7. Add area rugs. Rugs can make a room feel more inviting. If you’re going for a classic look, interior designer Mathis suggests investing in an authentic, hand-knotted Persian rug rather than a manufactured facsimile. In his view, it’s better to have “something that’s valued, where you can pass it along to your children or, if you get tired of it, you have more of a resale aspect to it,” rather than spending less money but getting a machine-made rug that will plummet in value as soon as you purchase it. Mathis notes that many of his younger clients are going for rugs in contemporary designs that utilize trendy colors such as apple green, robin’s egg blue and chocolate brown.

8. Accessorize with discretion. Much as a beautiful necklace or a dazzling pair of earrings can really finish an outfit, accessories can provide the finishing flourish for a room. If you have lived in the same place for a while, you probably have too many accessories. Remove them from your mantelpiece, desk or dresser top and sort through them to see which are really necessary and will help to accomplish the look you’re going for. Too much clutter never looks good. Sally Rude, who owns her eponymous antique shop, gives the following tip for accessories: “Start with a large vase like a Chinese vase as the focal point or a punch bowl on a stand, for example. Something that has some sculptural qualities to it. And leave it like that if you’re a minimalist, but if you’re not, you can add some smaller items to it.”

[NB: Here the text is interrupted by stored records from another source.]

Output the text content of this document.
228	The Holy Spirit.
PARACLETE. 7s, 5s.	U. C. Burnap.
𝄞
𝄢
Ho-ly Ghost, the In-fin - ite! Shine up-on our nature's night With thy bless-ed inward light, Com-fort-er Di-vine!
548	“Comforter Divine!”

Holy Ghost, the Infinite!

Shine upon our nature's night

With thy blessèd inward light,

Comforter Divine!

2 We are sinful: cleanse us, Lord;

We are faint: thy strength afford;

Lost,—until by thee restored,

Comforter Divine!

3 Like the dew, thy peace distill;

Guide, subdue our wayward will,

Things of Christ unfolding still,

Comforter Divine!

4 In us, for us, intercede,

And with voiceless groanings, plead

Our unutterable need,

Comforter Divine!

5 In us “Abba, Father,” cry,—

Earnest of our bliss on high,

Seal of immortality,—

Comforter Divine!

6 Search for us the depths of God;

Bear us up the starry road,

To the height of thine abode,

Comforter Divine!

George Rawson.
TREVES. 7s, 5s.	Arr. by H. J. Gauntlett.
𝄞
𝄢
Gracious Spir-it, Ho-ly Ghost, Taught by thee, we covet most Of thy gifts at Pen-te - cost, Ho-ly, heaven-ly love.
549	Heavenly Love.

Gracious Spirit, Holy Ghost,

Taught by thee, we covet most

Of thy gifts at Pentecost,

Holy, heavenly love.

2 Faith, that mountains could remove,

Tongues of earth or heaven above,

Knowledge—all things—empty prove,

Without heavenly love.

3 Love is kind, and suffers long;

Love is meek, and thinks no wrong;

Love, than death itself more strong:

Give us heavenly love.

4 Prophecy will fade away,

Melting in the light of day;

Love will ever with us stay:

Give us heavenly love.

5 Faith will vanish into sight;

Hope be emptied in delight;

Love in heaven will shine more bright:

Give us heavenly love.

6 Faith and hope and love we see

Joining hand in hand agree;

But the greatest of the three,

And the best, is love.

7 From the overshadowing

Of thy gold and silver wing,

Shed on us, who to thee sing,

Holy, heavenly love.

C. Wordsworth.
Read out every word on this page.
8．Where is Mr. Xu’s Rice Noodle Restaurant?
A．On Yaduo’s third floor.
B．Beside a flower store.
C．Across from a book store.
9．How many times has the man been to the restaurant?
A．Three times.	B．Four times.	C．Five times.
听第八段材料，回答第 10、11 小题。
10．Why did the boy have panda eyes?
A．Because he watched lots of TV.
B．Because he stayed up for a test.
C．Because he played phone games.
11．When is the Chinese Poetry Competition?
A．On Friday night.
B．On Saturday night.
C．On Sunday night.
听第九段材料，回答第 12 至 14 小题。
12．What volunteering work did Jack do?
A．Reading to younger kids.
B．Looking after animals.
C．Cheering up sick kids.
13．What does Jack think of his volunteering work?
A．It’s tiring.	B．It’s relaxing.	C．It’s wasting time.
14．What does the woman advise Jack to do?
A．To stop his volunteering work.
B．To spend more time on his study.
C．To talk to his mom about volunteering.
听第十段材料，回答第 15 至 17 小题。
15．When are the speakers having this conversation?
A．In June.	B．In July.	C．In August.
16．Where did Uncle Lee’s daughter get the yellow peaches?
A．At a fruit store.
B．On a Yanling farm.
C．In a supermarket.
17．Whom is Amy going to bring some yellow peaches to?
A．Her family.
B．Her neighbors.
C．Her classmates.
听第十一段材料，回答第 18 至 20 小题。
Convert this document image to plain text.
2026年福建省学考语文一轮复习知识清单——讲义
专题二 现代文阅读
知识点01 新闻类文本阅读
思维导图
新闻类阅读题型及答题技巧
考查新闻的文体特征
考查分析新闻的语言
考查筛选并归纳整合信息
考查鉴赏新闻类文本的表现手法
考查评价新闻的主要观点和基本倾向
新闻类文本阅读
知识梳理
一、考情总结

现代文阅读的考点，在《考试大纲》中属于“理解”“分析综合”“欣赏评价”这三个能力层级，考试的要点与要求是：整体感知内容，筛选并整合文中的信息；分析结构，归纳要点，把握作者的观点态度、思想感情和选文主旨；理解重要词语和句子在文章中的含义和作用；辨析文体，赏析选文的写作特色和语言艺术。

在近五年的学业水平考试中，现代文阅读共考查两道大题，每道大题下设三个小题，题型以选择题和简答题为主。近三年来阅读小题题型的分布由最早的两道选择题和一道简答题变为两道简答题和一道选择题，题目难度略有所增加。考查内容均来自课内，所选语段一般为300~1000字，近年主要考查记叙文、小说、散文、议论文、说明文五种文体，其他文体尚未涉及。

9. Watch pattern sizes. “If you’re not careful, the feel of your textures can be the same,” says Mathis. “You don’t want the same-size pattern in the woven fabric (as in the rug), you want to mix those; if they’re the same size, they’re going to compete in a room. It’s important to get your proportions correct.” Try mixing different patterns together – a floral pattern with a striped pattern and a solid pattern, for example. As long as they’re in the same color family, the room won’t look too busy.

10. Mix styles. Don’t adhere too strictly to one particular style. Adding an element of “something else” will keep the room from feeling too over-the-top in one direction. Crosby says that “with my clients, I encourage them not to get stuck in a particular spot.” If she is designing for someone who wants a country look for their home, she usually encourages them to give it a little bit of an edge by using more contemporary colors or finishes “so that it has a country flair to it, but you can still mix other things with it.” Antiques dealer Rude echoes that sentiment. “Mixing periods and styles is really a wonderful way to decorate,” she says. “It’s much more interesting, much fresher, much newer.”

Overwhelmed? Consider hiring a decorator. His or her advice can be useful for less than the cost of a total room redo. Crosby, for example, charges Tallahassee clients $95 per hour and is  happy to come in for a day, discuss wants and needs, take inventory and provide suggestions for rearranging and freshening the look of a client’s home. Mathis and Kaharoeddin say they are willing to give as much design advice as you need. In fact, it may be wiser to engage in a quick consultation before buying anything.

“I find a lot of times, people come to me after they’ve impulse-bought,” Mathis says. “They go somewhere, they see something that they really like, they buy it, they get home and they realize it doesn’t fit, so they try something else. If they had come to us to start with, we would have saved them a lot of headache and money that way.”